Having mentioned it below, we went to see it yesterday. £3.90 for two tickets, thanks to Orange Wednesday and going early. Lots of food for thought, which may well take several posts, but let's see how it goes.
I got into HHGG shortly after a friend of mine played me the tapes of what turned out to be the second radio series recorded off Radio 4 (inevitably). I didn't understand all the humour, but the brainy anarchy hit a nerve, and it wasn't long before I was able to recite large chunks of the dialogue (the radio scripts were only published in book format some years later), and we were attempting to produce our own material in a similar style.

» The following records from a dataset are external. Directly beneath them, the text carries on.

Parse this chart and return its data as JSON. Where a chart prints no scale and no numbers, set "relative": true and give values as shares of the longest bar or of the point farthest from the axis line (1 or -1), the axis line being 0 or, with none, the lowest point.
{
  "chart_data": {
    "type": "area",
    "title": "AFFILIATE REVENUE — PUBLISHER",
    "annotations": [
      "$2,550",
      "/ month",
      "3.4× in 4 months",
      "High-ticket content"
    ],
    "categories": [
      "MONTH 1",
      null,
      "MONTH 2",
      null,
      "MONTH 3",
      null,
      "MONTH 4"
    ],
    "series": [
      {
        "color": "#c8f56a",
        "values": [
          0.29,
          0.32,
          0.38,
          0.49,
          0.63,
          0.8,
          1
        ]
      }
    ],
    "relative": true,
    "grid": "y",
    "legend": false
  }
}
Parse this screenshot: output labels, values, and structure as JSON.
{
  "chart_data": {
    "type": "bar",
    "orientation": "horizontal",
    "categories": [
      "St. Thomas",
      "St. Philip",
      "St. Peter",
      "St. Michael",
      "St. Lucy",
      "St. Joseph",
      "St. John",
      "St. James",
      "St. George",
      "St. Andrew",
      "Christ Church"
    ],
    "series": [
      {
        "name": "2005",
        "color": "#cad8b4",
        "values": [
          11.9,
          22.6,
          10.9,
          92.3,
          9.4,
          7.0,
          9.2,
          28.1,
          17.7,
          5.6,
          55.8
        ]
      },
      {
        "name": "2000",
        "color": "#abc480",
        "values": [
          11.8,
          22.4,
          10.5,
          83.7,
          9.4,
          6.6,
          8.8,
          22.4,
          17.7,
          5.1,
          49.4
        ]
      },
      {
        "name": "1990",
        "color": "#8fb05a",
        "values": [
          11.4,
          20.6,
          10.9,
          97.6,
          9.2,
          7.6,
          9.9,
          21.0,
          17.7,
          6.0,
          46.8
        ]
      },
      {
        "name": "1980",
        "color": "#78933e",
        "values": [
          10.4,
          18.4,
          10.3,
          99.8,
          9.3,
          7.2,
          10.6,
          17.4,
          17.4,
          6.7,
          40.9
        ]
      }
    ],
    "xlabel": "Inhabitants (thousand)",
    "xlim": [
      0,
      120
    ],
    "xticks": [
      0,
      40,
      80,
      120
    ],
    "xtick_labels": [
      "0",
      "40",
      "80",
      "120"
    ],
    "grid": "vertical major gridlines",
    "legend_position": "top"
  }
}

I never watched the TV version, but my friend ended up directing performances of the stage version in sixth form, and I rattled through the five books in the trilogy as they appeared (though I only actually own one of them, which is unusual - there are so many books in my house that it should follow from the Uncertainty Principle that at least two should be part of that series).
I still think the radio series are the strongest, though again through one of those odd quirks of fate, I have only heard the first two series. I was particularly disappointed that the whole nutrimatic cup/Zaphod Beeblebrox the Fourth/Lintilla/Man at the end of the universe thing wasn't taken any further in any of the other media - perhaps it was a dead end, but it was a section that really worked well.
So it was inevitable that I'd want to see the film. The first comment I would like to make is that film as a media damages originals. This struck me really strongly with the "Series of Unfortunate Events" film - in which, whilst the film was very good, had likeable child heroes and a suitably dastardly villain and henchmen, the unremittingly doom-laden black humour of the books has to be replaced (by virtue of the medium) with a level of "closure" - perhaps otherwise, people simply wouldn't know that the film had finished. Also with the films of "The Lord of the Rings". Again, stunning cinematic feats. But the relationship between Eowyn and Aragorn? The neat conclusions to the first and second films out of the narrative sequence? They may have been inevitable from a cinematic point of view - but this just underlines the fact that film can't translate literature - it is a very separate medium.
So also with HHGG. The radio series could simply leave things unresolved and open - the film had to tie things off neatly. So at the end of the Secondary Phase, we are left with Arthur making his own way somewhere else and Ford and Zaphod stranded on a planet - simply wondering, "Where do we go from here?" At the end of the Primary Phase (if I remember right) we don't even know if the characters have survived. At the end of the film - well, I have to be careful not to spoil it too much - but the characters have a lot more choice in where they end up and what they do.